By Danielle Bell, Ottawa Sun

What went wrong?

That's what everyone wants to know after two cops and three paramedics were injured after an explosion during a training exercise that went wrong in the west end on Wednesday.

It happened shortly after 10 a.m. along March Rd., at an abandoned house where "forced entry explosives" were being used during the exercise.

Dave Bowden was dropping his wife off at the Kanata Plastic Surgery & Cosmetic clinic across the street when he saw a swarm of police activity.

Then the explosion shook the clinic.

"I just heard a loud boom and a little bit of shaking to the building," said clinic receptionist Marie Little, who had been warned of training last week.

"It was like very loud thunder.
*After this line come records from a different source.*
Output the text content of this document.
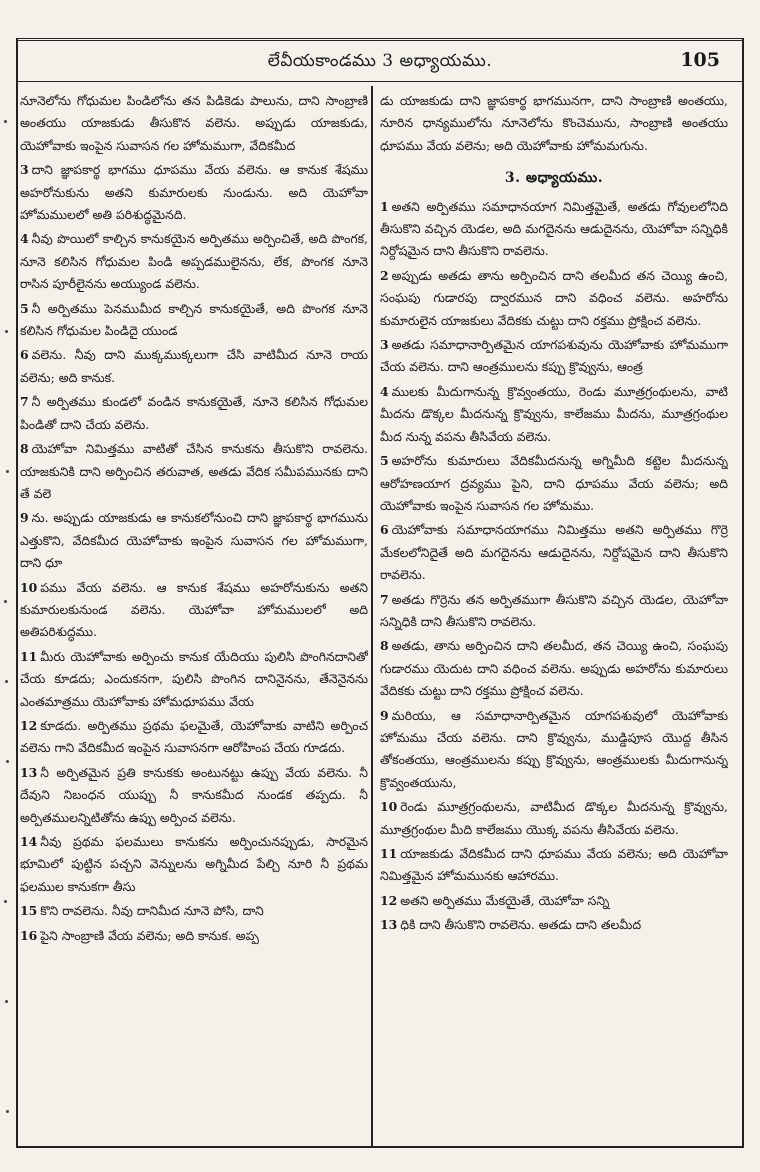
లేవీయకాండము 3 అధ్యాయము.	105
నూనెలోను గోధుమల పిండిలోను తన పిడికెడు పాలును, దాని సాంబ్రాణి అంతయు యాజకుడు తీసుకొన వలెను. అప్పుడు యాజకుడు, యెహోవాకు ఇంపైన సువాసన గల హోమముగా, వేదికమీద
3 దాని జ్ఞాపకార్థ భాగము ధూపము వేయ వలెను. ఆ కానుక శేషము అహరోనుకును అతని కుమారులకు నుండును. అది యెహోవా హోమములలో అతి పరిశుద్ధమైనది.
4 నీవు పొయిలో కాల్చిన కానుకయైన అర్పితము అర్పించితే, అది పొంగక, నూనె కలిసిన గోధుమల పిండి అప్పడములైనను, లేక, పొంగక నూనె రాసిన పూరీలైనను అయ్యుండ వలెను.
5 నీ అర్పితము పెనముమీద కాల్చిన కానుకయైతే, అది పొంగక నూనె కలిసిన గోధుమల పిండిదై యుండ
6 వలెను. నీవు దాని ముక్కముక్కలుగా చేసి వాటిమీద నూనె రాయ వలెను; అది కానుక.
7 నీ అర్పితము కుండలో వండిన కానుకయైతే, నూనె కలిసిన గోధుమల పిండితో దాని చేయ వలెను.
8 యెహోవా నిమిత్తము వాటితో చేసిన కానుకను తీసుకొని రావలెను. యాజకునికి దాని అర్పించిన తరువాత, అతడు వేదిక సమీపమునకు దాని తే వలె
9 ను. అప్పుడు యాజకుడు ఆ కానుకలోనుంచి దాని జ్ఞాపకార్థ భాగమును ఎత్తుకొని, వేదికమీద యెహోవాకు ఇంపైన సువాసన గల హోమముగా, దాని ధూ
10 పము వేయ వలెను. ఆ కానుక శేషము అహరోనుకును అతని కుమారులకునుండ వలెను. యెహోవా హోమములలో అది అతిపరిశుద్ధము.
11 మీరు యెహోవాకు అర్పించు కానుక యేదియు పులిసి పొంగినదానితో చేయ కూడదు; ఎందుకనగా, పులిసి పొంగిన దానినైనను, తేనెనైనను ఎంతమాత్రము యెహోవాకు హోమధూపము వేయ
12 కూడదు. అర్పితము ప్రథమ ఫలమైతే, యెహోవాకు వాటిని అర్పించ వలెను గాని వేదికమీద ఇంపైన సువాసనగా ఆరోహింప చేయ గూడదు.
13 నీ అర్పితమైన ప్రతి కానుకకు అంటునట్టు ఉప్పు వేయ వలెను. నీ దేవుని నిబంధన యుప్పు నీ కానుకమీద నుండక తప్పదు. నీ అర్పితములన్నిటితోను ఉప్పు అర్పించ వలెను.
14 నీవు ప్రథమ ఫలములు కానుకను అర్పించునప్పుడు, సారమైన భూమిలో పుట్టిన పచ్చని వెన్నులను అగ్నిమీద పేల్చి నూరి నీ ప్రథమ ఫలముల కానుకగా తీసు
15 కొని రావలెను. నీవు దానిమీద నూనె పోసి, దాని
16 పైని సాంబ్రాణి వేయ వలెను; అది కానుక. అప్ప
డు యాజకుడు దాని జ్ఞాపకార్థ భాగమునగా, దాని సాంబ్రాణి అంతయు, నూరిన ధాన్యములోను నూనెలోను కొంచెమును, సాంబ్రాణి అంతయు ధూపము వేయ వలెను; అది యెహోవాకు హోమమగును.
3. అధ్యాయము.
1 అతని అర్పితము సమాధానయాగ నిమిత్తమైతే, అతడు గోవులలోనిది తీసుకొని వచ్చిన యెడల, అది మగదైనను ఆడుదైనను, యెహోవా సన్నిధికి నిర్దోషమైన దాని తీసుకొని రావలెను.
2 అప్పుడు అతడు తాను అర్పించిన దాని తలమీద తన చెయ్యి ఉంచి, సంఘపు గుడారపు ద్వారమున దాని వధించ వలెను. అహరోను కుమారులైన యాజకులు వేదికకు చుట్టు దాని రక్తము ప్రోక్షించ వలెను.
3 అతడు సమాధానార్పితమైన యాగపశువును యెహోవాకు హోమముగా చేయ వలెను. దాని ఆంత్రములను కప్పు క్రొవ్వును, ఆంత్ర
4 ములకు మీదుగానున్న క్రొవ్వంతయు, రెండు మూత్రగ్రంథులను, వాటి మీదను డొక్కల మీదనున్న క్రొవ్వును, కాలేజము మీదను, మూత్రగ్రంథుల మీద నున్న వపను తీసివేయ వలెను.
5 అహరోను కుమారులు వేదికమీదనున్న అగ్నిమీది కట్టెల మీదనున్న ఆరోహణయాగ ద్రవ్యము పైని, దాని ధూపము వేయ వలెను; అది యెహోవాకు ఇంపైన సువాసన గల హోమము.
6 యెహోవాకు సమాధానయాగము నిమిత్తము అతని అర్పితము గొర్రె మేకలలోనిదైతే అది మగదైనను ఆడుదైనను, నిర్దోషమైన దాని తీసుకొని రావలెను.
7 అతడు గొర్రెను తన అర్పితముగా తీసుకొని వచ్చిన యెడల, యెహోవా సన్నిధికి దాని తీసుకొని రావలెను.
8 అతడు, తాను అర్పించిన దాని తలమీద, తన చెయ్యి ఉంచి, సంఘపు గుడారము యెదుట దాని వధించ వలెను. అప్పుడు అహరోను కుమారులు వేదికకు చుట్టు దాని రక్తము ప్రోక్షించ వలెను.
9 మరియు, ఆ సమాధానార్పితమైన యాగపశువులో యెహోవాకు హోమము చేయ వలెను. దాని క్రొవ్వును, ముడ్డిపూస యొద్ద తీసిన తోకంతయు, ఆంత్రములను కప్పు క్రొవ్వును, ఆంత్రములకు మీదుగానున్న క్రొవ్వంతయును,
10 రెండు మూత్రగ్రంథులను, వాటిమీద డొక్కల మీదనున్న క్రొవ్వును, మూత్రగ్రంథుల మీది కాలేజము యొక్క వపను తీసివేయ వలెను.
11 యాజకుడు వేదికమీద దాని ధూపము వేయ వలెను; అది యెహోవా నిమిత్తమైన హోమమునకు ఆహారము.
12 అతని అర్పితము మేకయైతే, యెహోవా సన్ని
13 ధికి దాని తీసుకొని రావలెను. అతడు దాని తలమీద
The building shook."

Two of the paramedics, both men in their 30s who are "very experienced" in tactical training, were seriously burned but are expected to recover.

Despite wearing protective gear, they suffered second-degree burns to their hands, legs and other areas.

"There was a blast and flame," Ottawa paramedic chief Anthony DiMonte told a news conference. The paramedics were intubated as a precaution, and are in ICU at Ottawa hospital.

"They've been sedated. They're stable now."

Family of the injured paramedics were also at the hospital. The other three emergency responders all received minor injuries.

There were about 40 OPS and RCMP tactical officers at the exercise, alongside Ottawa tactical paramedics, who rushed to help their colleagues.

It is the first time Ottawa police chief Charles Bordeleau could recall such an incident.

"The training involved forced entry explosives, the use of minor explosive charges to facilitate officers to breach doors or windows," said Bordeleau.

"While the officers were doing that, that's when the incident occurred."

Such explosives are part of regular operations, and used by officers to forcibly enter homes, businesses or get access to other buildings.

This type of tactical operations practice, that often sees officers acting as suspects or victims, is not uncommon.

"They do this on a regular basis. Something went wrong," said DiMonte. "Obviously we all want to understand what happened as a result of this."

Multiple investigations are now underway, including the Ministry of Labour and the Special Investigations Unit, which probes police-involved incidents that have civilian injuries, which are the paramedics.

"Obviously the priority is around the injured officers and the injured paramedics," said Bordeleau. "That's who we're all thinking of. We want to make sure they're OK."

It is not unusual for police to use abandoned buildings for training exercises, with owner permission. Buildings such as abandoned schools have been used before.

A farmer who lives next door to the site said his family owns some of the property, but they weren't home at the time.

The site of the abandoned building where the explosion happened was bought by McDonald's and was supposed to be torn down for a new fast food restaurant, according to nearby workers.

The explosion led to a brief shutdown of some Hwy. 417 ramps and city streets for emergency crew access.

On average, the Ottawa police tactical unit responds to more than 100 high-risk incidents each year. It is police who request tactical paramedics on a call.